Stop me if you’ve heard this one before. A slow start leads to the Tampa Bay Buccaneers get smacked in the first half. The team comes back after halftime and looks like the best team in the NFL for the final two quarters.
It’s like clockwork; the Bucs have been outscored in the first quarter 59-7 in their last six games—and yet, they are .500 in that span.
The first half against Atlanta at Mercedes-Benz Stadium was awful, terrible—all of the things you want to say about a poor performance. Tampa Bay got outscored 17-0. The Bucs looked lost on both sides of the ball, with Falcons wideout Calvin Ridley coming up with 30 receptions for 400 yards (OK, not really, he ended up with 10 receptions for 163 yards and a touchdown for the game, but it felt like that). Tom Brady, once again, failed to lead the Buccaneer offense to the red zone. At times the Bucs’ defense looked like a college team, getting absolutely no pass rush, and letting Ridley run all over the field.
But in the second half the pass rush came alive, sacking Atlanta quarterback Matt Ryan three times (all by linebacker Devin White) and forcing some errant “Matty Ice” throws.
The Bucs must have read my Twitter rant about how they should donate half of their game checks to charity since they seemed willing to give away the game to the Falcons as an early Christmas present, because Tampa Bay came out after halftime and scored four TDs and a field goal on five straight possessions, including three touchdowns in the third quarter. Now that may sound impressive, and it is, but the Bucs were also facing the Falcons and Atlanta’s 30th-ranked pass defense. Tampa Bay absolutely should be scoring almost every possession when it has Mike Evans, Gronk, Antonio Brown (who got his first TD as a Buc today) and Chris Godwin in the receiver lineup. The Falcons are a horrible team defensively, and they looked as such in the second half.
So the Bucs still fail to come out playing like a competent NFL team to begin games. They cannot continue this trend into the playoffs. They are getting away with it against teams like the Panthers, Vikings and Falcons, but when the playoffs come around and they have to go to L.A. or Seattle, Tampa Bay will be disappointed to find out that not every team blows 17-0 leads.
In other news around the league, the Seahawks eked out a win over Washington to further its own playoff hopes, but the Rams lost to the Jets in an incredibly strange game that gives the Seahawks sole possession of the NFC West.
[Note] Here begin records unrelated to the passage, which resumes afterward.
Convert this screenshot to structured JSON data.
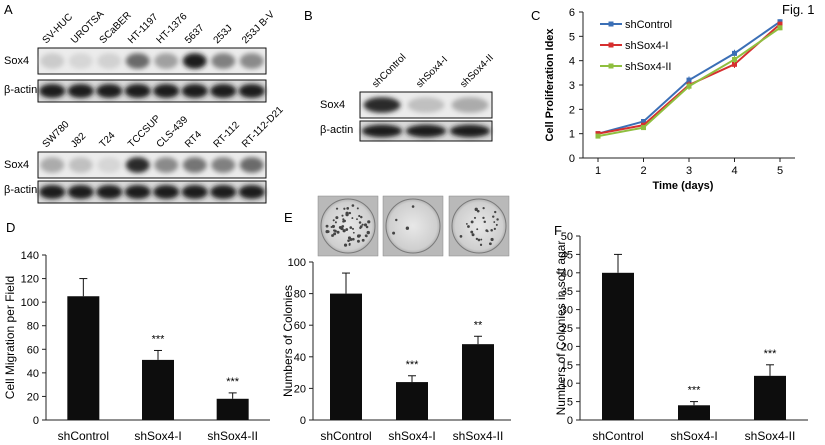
{
  "figure_label": "Fig. 1",
  "panel_letters": [
    "A",
    "B",
    "C",
    "D",
    "E",
    "F"
  ],
  "blots": {
    "A_top": {
      "lanes": [
        "SV-HUC",
        "UROTSA",
        "SCaBER",
        "HT-1197",
        "HT-1376",
        "5637",
        "253J",
        "253J B-V"
      ],
      "rows": [
        "Sox4",
        "β-actin"
      ],
      "sox4_intensity": [
        0.15,
        0.1,
        0.12,
        0.6,
        0.35,
        0.95,
        0.5,
        0.45
      ]
    },
    "A_bottom": {
      "lanes": [
        "SW780",
        "J82",
        "T24",
        "TCCSUP",
        "CLS-439",
        "RT4",
        "RT-112",
        "RT-112-D21"
      ],
      "rows": [
        "Sox4",
        "β-actin"
      ],
      "sox4_intensity": [
        0.3,
        0.2,
        0.1,
        0.9,
        0.45,
        0.55,
        0.5,
        0.6
      ]
    },
    "B": {
      "lanes": [
        "shControl",
        "shSox4-I",
        "shSox4-II"
      ],
      "rows": [
        "Sox4",
        "β-actin"
      ],
      "sox4_intensity": [
        0.9,
        0.2,
        0.3
      ]
    }
  },
  "colonies": {
    "images": [
      "shControl",
      "shSox4-I",
      "shSox4-II"
    ]
  },
  "chart_data": [
    {
      "panel": "C",
      "type": "line",
      "title": "",
      "xlabel": "Time (days)",
      "ylabel": "Cell Proliferation Idex",
      "x": [
        1,
        2,
        3,
        4,
        5
      ],
      "xticks": [
        "1",
        "2",
        "3",
        "4",
        "5"
      ],
      "ylim": [
        0,
        6
      ],
      "yticks": [
        0,
        1,
        2,
        3,
        4,
        5,
        6
      ],
      "legend_position": "top-left",
      "grid": false,
      "series": [
        {
          "name": "shControl",
          "values": [
            1.0,
            1.5,
            3.2,
            4.3,
            5.6
          ],
          "errors": [
            0.05,
            0.1,
            0.15,
            0.15,
            0.1
          ],
          "color": "#3b6fb6"
        },
        {
          "name": "shSox4-I",
          "values": [
            1.0,
            1.35,
            3.0,
            3.85,
            5.5
          ],
          "errors": [
            0.05,
            0.1,
            0.15,
            0.15,
            0.1
          ],
          "color": "#d62f2f"
        },
        {
          "name": "shSox4-II",
          "values": [
            0.9,
            1.25,
            2.95,
            4.05,
            5.35
          ],
          "errors": [
            0.05,
            0.1,
            0.15,
            0.15,
            0.1
          ],
          "color": "#8fbf3f"
        }
      ]
    },
    {
      "panel": "D",
      "type": "bar",
      "title": "",
      "xlabel": "",
      "ylabel": "Cell Migration per Field",
      "categories": [
        "shControl",
        "shSox4-I",
        "shSox4-II"
      ],
      "values": [
        105,
        51,
        18
      ],
      "errors": [
        15,
        8,
        5
      ],
      "annotations": [
        "",
        "***",
        "***"
      ],
      "ylim": [
        0,
        140
      ],
      "yticks": [
        0,
        20,
        40,
        60,
        80,
        100,
        120,
        140
      ],
      "grid": false
    },
    {
      "panel": "E",
      "type": "bar",
      "title": "",
      "xlabel": "",
      "ylabel": "Numbers of Colonies",
      "categories": [
        "shControl",
        "shSox4-I",
        "shSox4-II"
      ],
      "values": [
        80,
        24,
        48
      ],
      "errors": [
        13,
        4,
        5
      ],
      "annotations": [
        "",
        "***",
        "**"
      ],
      "ylim": [
        0,
        100
      ],
      "yticks": [
        0,
        20,
        40,
        60,
        80,
        100
      ],
      "grid": false
    },
    {
      "panel": "F",
      "type": "bar",
      "title": "",
      "xlabel": "",
      "ylabel": "Numbers of Colonies in soft agar",
      "categories": [
        "shControl",
        "shSox4-I",
        "shSox4-II"
      ],
      "values": [
        40,
        4,
        12
      ],
      "errors": [
        5,
        1,
        3
      ],
      "annotations": [
        "",
        "***",
        "***"
      ],
      "ylim": [
        0,
        50
      ],
      "yticks": [
        0,
        5,
        10,
        15,
        20,
        25,
        30,
        35,
        40,
        45,
        50
      ],
      "grid": false
    }
  ]
}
The Saints fell to the Chiefs, as their quest to clinch the NFC South continued, and the Cardinals defeated the Eagles in a surprisingly close game, decreasing the Bucs’ margin for error.
Thanks to the outcomes above, the Bucs need to keep winning if they even want to make the playoffs, much less clinch the top seed in the Wild Card race. Tampa Bay has even less room for error heading into next week, as the Bears defeated the Vikings today—if the Bucs end up with the same record as Chicago at the end of the season (the Bears are 7-7), Chicago holds the tiebreaker, as the Bears defeated Tampa in a Week five matchup.
There is good news though.
Now that the Rams have lost, the Bucs, who control their destiny in a way, can win out and grab that coveted no. 5 seed, AKA the top wild card spot.
The Bucs take on the Lions next week, and Detroit certainly has its own laundry list of problems this season, with a 5-9 record and an interim head coach (sounds a lot like Atlanta, no?). But the Lions are an NFL team. The Bucs cannot afford to come out with the same blasé attitude that they have had in the first halves of their past six games, and that starts with TB12. The G.O.A.T. has come out looking sleepy, like he missed his mid-afternoon nap, and that really needs to change. Otherwise, the Bucs may fall short at Ford Field next Saturday.
Hopefully the Bucs need to get some good sleep the night of Christmas. They’ll need it.